The Origin of the Tayberry
Derek Jennings, the well known breeder of soft fruits, in particular the ‘Glen’ range range of raspberries, tells us how he came to raise the Tayberry when working at the Scottish Crop Research Institute, near Dundee.
Many people consider that breeders of soft fruit produce their varieties by sheer luck like in a lottery. Sure, we sometimes cross the best with the best and hope for the best, but the process had a truly scientific basis in the breeding of the Tayberry, a blackberry x raspberry hybrid: this task is far better thought of as akin to a marriage bureau for blackberries and raspberries!
The Tayberry, of course, is essentially an improved Loganberry, and Judge Logan of California, who bred the Loganberry, had amazing beginners luck . His hobby was blackberry breeding and in 1880 he crossed Mr Auginbaugh’s blackberry with the Texas blackberry. He had a big surprise from the progeny, and his own summing up is the best : ‘in the first row I found a single lonely plant , in appearance like no other berry plant I had ever seen. It was neither a raspberry nor a blackberry but a distinctly new form.’ He gave plants to his friends who began to call the fruit ‘Mr Logan’s Berries’. Arguments about its origin raged for some 50 years, with the judge insisting that the plant was a natural hybrid involving some raspberries growing near his blackberries and Professors at the American universities maintaining that it must be a new species. The solution came from the UK in the 1940s , when Percy Thomas studied its genetics at the John Innes Institute and showed that the judge was correct.
My good fortune came when Percy Thomas was appointed Professor at the University College of Wales, Aberystwyth, where I was a student. Prof Thomas, affectionately know as PT, was a dreadful lecturer, but he shone one Saturday morning in 1949 when he described the results of his Loganberry research. His work was all about numbers of chromosomes - the threadlike structures which carry the genes like beads on a string. It turned out that Mr Auginbaugh’s blackberry had 56 chromosomes while the Loganberry had 42. Since all plants transmit only half of their number of chromosomes to their pollen and ovules, this meant that all the blackberry ovules had 28 chromosomes and that one of them must have been fertilised by a pollen grain having 14 chromosomes to give rise to the Loganberry with 42. A difficulty was that all raspberries have 14 chromosomes and hence normally produce pollen with only seven, but a rare error in development sometimes allows pollen with 14 chromosomes to be formed, and it is generally accepted that this happened in this instance.
I visited Oregon in 1963 and saw a new blackberry called Aurora which had 56 chromosomes like Mr Aughinbaugh’s blackberry. This high number is rare in high quality blackberries. I immediately remembered PT’s Saturday lecture and realised that Aurora represented 50 years of improvement over Judge Logan’s parent. If only I could marry it to a good raspberry whose pollen had 14 chromosomes I could perhaps produce a new hybrid which would incorporate some of these improvements.

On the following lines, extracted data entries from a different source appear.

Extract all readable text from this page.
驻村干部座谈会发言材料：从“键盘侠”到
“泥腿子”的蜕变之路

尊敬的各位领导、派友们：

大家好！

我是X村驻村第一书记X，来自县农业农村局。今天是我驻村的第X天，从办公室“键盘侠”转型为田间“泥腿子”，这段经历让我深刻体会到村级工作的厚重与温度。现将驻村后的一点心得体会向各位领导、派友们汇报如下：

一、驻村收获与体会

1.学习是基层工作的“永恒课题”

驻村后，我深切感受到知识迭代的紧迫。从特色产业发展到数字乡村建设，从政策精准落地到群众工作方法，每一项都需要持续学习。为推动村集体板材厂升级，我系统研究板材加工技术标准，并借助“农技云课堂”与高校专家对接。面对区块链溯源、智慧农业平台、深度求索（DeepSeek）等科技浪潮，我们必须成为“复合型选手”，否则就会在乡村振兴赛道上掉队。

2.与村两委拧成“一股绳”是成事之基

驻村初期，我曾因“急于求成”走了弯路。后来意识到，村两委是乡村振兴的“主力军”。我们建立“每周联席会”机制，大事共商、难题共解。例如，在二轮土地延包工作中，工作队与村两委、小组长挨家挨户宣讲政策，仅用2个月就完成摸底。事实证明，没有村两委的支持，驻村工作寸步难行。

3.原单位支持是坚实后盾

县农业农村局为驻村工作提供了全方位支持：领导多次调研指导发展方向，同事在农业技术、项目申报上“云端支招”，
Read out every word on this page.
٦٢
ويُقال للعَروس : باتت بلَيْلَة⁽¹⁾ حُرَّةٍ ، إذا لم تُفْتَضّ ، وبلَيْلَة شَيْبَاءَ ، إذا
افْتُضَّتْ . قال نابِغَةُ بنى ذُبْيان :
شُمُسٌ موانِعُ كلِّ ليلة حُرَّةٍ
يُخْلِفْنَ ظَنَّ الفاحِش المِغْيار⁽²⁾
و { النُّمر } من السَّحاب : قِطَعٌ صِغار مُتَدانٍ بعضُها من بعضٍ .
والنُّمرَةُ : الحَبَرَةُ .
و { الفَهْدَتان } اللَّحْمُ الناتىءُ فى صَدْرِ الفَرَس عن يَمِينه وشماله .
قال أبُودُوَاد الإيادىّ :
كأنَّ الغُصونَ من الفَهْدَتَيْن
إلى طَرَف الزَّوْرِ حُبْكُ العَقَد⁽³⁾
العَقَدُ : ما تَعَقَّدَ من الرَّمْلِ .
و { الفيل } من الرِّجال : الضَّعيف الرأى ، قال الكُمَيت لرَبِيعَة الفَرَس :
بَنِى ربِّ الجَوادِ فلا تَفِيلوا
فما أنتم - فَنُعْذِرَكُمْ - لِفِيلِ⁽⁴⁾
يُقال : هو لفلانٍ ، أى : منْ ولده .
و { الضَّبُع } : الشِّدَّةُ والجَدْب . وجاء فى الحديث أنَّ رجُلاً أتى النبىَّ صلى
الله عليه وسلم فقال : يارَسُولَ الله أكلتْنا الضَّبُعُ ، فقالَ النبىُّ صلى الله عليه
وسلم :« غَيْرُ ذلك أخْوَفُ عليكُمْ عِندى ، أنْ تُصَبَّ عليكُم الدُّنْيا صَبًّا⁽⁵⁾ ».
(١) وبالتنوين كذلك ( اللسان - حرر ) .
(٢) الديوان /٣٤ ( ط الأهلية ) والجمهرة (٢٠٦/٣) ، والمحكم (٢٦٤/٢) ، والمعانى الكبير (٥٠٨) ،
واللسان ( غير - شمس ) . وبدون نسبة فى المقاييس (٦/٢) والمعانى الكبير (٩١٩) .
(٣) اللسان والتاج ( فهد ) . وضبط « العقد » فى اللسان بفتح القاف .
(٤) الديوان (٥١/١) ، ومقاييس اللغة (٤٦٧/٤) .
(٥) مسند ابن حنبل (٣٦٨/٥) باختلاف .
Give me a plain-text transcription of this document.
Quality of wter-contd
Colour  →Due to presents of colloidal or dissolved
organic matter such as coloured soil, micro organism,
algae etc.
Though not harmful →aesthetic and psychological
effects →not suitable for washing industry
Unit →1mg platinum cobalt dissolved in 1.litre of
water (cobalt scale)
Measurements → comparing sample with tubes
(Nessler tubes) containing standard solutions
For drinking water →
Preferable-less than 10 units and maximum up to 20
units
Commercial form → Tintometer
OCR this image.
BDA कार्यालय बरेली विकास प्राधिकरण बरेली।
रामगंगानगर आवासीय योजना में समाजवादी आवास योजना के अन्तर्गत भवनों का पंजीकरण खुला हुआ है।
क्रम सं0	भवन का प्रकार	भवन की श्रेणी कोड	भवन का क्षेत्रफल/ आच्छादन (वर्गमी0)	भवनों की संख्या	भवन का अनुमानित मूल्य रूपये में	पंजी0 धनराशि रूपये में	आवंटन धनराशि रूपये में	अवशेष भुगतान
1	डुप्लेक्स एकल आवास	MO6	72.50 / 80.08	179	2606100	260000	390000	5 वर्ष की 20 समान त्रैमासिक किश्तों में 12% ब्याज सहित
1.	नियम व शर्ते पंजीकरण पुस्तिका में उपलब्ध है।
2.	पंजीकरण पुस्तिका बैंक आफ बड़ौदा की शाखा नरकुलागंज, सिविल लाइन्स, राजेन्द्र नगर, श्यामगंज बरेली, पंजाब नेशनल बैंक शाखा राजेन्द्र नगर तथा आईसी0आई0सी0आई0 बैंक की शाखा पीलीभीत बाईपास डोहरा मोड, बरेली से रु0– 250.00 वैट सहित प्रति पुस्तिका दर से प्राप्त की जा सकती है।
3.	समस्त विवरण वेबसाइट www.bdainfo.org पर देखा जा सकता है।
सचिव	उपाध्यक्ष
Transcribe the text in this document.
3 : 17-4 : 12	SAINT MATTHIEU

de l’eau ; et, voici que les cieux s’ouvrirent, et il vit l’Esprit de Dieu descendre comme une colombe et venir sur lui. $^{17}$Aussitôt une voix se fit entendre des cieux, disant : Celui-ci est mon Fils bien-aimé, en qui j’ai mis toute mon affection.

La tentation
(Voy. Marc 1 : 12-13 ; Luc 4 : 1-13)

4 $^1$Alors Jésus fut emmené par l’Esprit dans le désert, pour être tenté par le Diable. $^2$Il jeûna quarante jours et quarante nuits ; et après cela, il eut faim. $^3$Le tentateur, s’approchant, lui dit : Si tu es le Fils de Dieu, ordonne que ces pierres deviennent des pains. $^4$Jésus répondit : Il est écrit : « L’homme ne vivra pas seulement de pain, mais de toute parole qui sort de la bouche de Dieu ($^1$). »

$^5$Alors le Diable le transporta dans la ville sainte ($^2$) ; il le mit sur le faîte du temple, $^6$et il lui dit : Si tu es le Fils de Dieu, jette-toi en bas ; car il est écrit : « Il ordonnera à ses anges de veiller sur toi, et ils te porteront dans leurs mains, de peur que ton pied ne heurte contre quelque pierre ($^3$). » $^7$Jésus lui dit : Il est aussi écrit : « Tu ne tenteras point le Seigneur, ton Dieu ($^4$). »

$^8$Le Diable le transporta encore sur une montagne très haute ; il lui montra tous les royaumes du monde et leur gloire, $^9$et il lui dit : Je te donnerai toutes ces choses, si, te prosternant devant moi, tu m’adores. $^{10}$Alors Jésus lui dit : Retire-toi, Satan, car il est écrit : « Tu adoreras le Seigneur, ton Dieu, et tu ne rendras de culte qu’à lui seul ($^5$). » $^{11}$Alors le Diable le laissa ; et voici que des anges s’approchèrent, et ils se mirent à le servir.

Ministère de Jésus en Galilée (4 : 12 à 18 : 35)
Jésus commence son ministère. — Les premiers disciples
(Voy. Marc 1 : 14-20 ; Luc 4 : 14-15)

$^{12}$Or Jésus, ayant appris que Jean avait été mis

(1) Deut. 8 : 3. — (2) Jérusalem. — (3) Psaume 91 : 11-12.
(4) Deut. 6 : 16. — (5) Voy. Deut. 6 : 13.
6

It took me five years to breed such a raspberry and, 100 years after the judge`s success, I introduced it to Aurora and in 1980 selected the Tayberry from among the resultant progeny.
I was then working at the Scottish Crop Research Institute, near Dundee. The Tayberry created much interest and I appeared in cartoons, but wearing a kilt and tam-o'-shanter, which I thought was a bit rich for a Welshman from Cardiff. The Americans were worse. They quoted me speaking in a strong Scottish accent - der yer ken ? One even assumed that I lived in a houseboat on the river Tay and sent letters addressed to: River Tay, Scotland, England (congrats to the postman ). But I saw how much the Americans liked the Tayberry when I recently visited a B&B establishment in Washington State that had been renamed ‘Tayberry House’.
Growers continued to write about their experiences with the Tayberry and there was excitement in 1998, when an allotment grower in Buckinghamshire wrote to say that his plants had become spine-free. I took a spade and visited him and the result was the Buckingham Tayberry, which we released together soon afterwards. This is now the main form grown. Such mutations occur frequently in this kind of material, but this one was discovered only 18 years after the Tayberry was selected whereas the spinefree Loganberry was not discovered until 1929, some 49 years after the judge began supplying his friends with his new fruit . No doubt folk were more inhibited in reporting their discoveries in those days.